After you run a search in the security investigation tool, you can act on your search results. For example, you can run a search based on Gmail log events, and then use the tool to delete specific messages, send messages to quarantine, or send messages to users' inboxes. For more details about actions in the security investigation tool, go to Take action based on search results .
Manage your investigations
View your list of investigations
Чтобы просмотреть список расследований, которые принадлежат вам и которые были предоставлены вам, нажмите «Просмотреть расследования».
. The investigation list includes the names, descriptions, and owners of the investigations, and the date last modified.
Из этого списка вы можете выполнить действия с любыми расследованиями, которые находятся в вашем ведении, например, удалить расследование. Установите флажок напротив нужного расследования, а затем нажмите «Действия» .

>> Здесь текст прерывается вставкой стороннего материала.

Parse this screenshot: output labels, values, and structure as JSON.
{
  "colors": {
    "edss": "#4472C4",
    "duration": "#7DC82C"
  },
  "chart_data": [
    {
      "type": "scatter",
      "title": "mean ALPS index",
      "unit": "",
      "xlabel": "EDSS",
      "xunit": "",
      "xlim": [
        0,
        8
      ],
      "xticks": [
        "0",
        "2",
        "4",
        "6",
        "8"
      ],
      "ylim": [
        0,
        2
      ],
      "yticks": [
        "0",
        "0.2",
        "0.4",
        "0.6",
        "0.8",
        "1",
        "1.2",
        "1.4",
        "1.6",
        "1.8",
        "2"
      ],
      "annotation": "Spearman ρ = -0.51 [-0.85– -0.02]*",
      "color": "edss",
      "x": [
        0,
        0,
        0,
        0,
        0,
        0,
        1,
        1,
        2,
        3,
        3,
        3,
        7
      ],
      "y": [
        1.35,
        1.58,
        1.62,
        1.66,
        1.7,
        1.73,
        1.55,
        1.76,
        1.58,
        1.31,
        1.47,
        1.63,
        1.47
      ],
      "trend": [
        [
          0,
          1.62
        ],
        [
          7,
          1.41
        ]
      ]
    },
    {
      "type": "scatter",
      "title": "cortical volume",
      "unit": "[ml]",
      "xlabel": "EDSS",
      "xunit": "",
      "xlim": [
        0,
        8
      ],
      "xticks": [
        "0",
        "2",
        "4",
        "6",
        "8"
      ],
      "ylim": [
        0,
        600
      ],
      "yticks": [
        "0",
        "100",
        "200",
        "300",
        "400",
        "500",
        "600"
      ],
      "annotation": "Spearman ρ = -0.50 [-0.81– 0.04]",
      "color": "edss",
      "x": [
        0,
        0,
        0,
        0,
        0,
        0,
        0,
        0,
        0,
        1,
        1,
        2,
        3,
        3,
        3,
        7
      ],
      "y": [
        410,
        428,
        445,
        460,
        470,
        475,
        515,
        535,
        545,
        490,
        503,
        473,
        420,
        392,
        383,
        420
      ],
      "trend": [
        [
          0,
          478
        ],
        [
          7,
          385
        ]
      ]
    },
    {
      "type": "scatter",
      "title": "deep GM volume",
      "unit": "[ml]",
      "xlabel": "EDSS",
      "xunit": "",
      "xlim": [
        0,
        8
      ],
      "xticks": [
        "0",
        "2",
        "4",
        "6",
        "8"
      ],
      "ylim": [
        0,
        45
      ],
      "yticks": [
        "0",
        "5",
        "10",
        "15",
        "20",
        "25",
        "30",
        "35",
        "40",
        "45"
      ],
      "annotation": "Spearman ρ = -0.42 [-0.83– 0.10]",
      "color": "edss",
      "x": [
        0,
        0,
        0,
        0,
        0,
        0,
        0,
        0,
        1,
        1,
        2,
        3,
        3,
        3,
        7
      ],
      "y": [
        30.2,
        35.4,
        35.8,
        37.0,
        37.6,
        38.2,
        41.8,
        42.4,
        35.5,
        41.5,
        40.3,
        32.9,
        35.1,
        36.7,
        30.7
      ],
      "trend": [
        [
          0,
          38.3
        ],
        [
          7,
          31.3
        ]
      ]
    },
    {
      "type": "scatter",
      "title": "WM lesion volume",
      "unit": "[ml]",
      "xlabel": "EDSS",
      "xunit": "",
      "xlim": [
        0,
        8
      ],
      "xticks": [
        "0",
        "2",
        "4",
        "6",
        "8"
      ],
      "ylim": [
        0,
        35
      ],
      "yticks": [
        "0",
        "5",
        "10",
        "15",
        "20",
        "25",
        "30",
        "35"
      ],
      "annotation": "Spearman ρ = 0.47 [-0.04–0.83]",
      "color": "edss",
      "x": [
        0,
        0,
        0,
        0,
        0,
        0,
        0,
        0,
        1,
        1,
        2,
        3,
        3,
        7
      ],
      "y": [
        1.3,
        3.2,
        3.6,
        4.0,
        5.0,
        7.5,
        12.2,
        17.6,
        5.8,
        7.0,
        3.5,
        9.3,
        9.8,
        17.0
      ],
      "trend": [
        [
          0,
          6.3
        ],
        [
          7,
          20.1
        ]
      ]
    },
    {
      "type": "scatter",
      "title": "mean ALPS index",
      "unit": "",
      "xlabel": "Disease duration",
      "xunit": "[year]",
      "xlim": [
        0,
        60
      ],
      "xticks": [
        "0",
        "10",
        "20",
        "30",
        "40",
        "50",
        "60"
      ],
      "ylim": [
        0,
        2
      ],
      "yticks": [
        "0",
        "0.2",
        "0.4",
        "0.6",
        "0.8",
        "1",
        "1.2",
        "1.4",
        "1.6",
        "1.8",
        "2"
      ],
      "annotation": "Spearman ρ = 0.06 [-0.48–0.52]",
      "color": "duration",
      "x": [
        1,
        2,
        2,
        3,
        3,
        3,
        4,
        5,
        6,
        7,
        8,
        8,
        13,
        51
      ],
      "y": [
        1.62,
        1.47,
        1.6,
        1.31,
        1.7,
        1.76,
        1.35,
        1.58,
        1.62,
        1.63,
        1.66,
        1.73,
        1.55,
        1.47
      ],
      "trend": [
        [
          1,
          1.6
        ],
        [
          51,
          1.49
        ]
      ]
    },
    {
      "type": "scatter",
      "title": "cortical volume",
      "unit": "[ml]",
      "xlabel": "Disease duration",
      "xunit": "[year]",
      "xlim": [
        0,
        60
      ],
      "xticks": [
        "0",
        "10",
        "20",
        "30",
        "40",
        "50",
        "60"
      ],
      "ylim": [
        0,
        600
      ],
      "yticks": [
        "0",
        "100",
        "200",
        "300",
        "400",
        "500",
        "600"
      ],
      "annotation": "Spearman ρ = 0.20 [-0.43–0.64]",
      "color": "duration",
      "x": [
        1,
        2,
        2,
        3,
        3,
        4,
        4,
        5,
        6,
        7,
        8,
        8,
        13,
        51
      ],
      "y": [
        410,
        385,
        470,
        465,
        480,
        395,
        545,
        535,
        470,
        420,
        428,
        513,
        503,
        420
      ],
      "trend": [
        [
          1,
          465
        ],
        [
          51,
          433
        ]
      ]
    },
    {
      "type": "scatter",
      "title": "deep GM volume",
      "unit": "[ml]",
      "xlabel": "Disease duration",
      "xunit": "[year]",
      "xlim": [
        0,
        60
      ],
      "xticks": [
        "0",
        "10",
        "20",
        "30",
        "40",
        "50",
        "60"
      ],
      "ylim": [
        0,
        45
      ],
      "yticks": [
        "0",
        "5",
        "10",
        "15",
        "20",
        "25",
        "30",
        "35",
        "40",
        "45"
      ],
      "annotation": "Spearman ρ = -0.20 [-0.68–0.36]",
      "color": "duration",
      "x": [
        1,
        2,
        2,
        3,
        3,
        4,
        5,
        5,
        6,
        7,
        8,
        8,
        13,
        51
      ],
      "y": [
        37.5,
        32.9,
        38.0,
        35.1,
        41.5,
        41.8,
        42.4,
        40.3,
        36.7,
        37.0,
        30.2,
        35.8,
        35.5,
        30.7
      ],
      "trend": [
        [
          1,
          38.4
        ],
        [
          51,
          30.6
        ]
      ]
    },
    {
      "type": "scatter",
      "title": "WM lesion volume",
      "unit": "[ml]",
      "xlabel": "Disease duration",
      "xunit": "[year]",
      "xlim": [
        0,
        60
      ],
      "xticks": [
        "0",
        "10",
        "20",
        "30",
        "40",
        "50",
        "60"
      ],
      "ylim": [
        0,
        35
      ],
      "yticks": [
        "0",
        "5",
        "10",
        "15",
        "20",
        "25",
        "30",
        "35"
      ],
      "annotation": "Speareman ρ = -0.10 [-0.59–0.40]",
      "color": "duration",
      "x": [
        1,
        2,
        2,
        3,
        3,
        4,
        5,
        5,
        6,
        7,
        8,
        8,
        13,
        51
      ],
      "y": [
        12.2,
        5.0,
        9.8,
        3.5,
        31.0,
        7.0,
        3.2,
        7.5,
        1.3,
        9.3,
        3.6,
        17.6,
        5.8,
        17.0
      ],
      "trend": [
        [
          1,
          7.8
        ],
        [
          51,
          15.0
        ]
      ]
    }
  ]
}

Примечание: Непосредственно над списком ваших расследований, в разделе «Быстрый доступ» , you can view recently saved investigations.
Настройте параметры для ваших расследований.
As a super administrator , click Settings
к :
- Change the time zone for your investigations. The time zone applies to search conditions and results.
- Включите или выключите параметр «Требовать рецензентов» . Для получения более подробной информации перейдите в раздел «Требовать рецензентов для массовых действий» .
- Turn on or off View content . This setting allows admins with the appropriate privileges to view content.
- Turn on or off Enable action justification .
Инструкции и подробная информация доступны в разделе «Настройка параметров расследования» .
Manage columns in your search results
Вы можете управлять тем, какие столбцы данных будут отображаться в результатах поиска.
- В правом верхнем углу таблицы результатов поиска нажмите «Управление столбцами».
. - (Необязательно) Чтобы удалить текущие столбцы, нажмите «Удалить элемент».
. - (Необязательно) Чтобы добавить столбцы, рядом с кнопкой «Добавить новый столбец» нажмите стрелку вниз.
and select the data column.
Повторять по мере необходимости. - (Необязательно) Чтобы изменить порядок столбцов, перетащите название столбца.
- Нажмите « Сохранить ».
Export data from search results
Результаты поиска в инструменте анализа безопасности можно экспортировать в Google Таблицы или в CSV-файл. Инструкции см. в разделе «Экспорт результатов поиска» .
Share, delete, and duplicate investigations
Чтобы сохранить критерии поиска или поделиться ими с другими, вы можете создать и сохранить расследование, а затем поделиться им, скопировать или удалить его.
Для получения более подробной информации перейдите в раздел «Сохранение, предоставление доступа, удаление и дублирование расследований» .
When and how long is data available?
Для получения дополнительной информации об источниках данных перейдите в раздел «Срок хранения данных и задержки» .
Связанные темы
- Начните расследование на основе диаграммы на панели управления.
- Создайте пользовательскую диаграмму на основе проведенного исследования.
- Начните расследование из центра оповещения.
- Расследуйте сообщения о вредоносных электронных письмах.
- Изучите вопрос обмена файлами.
- Проведите исследование пользователей по различным источникам данных.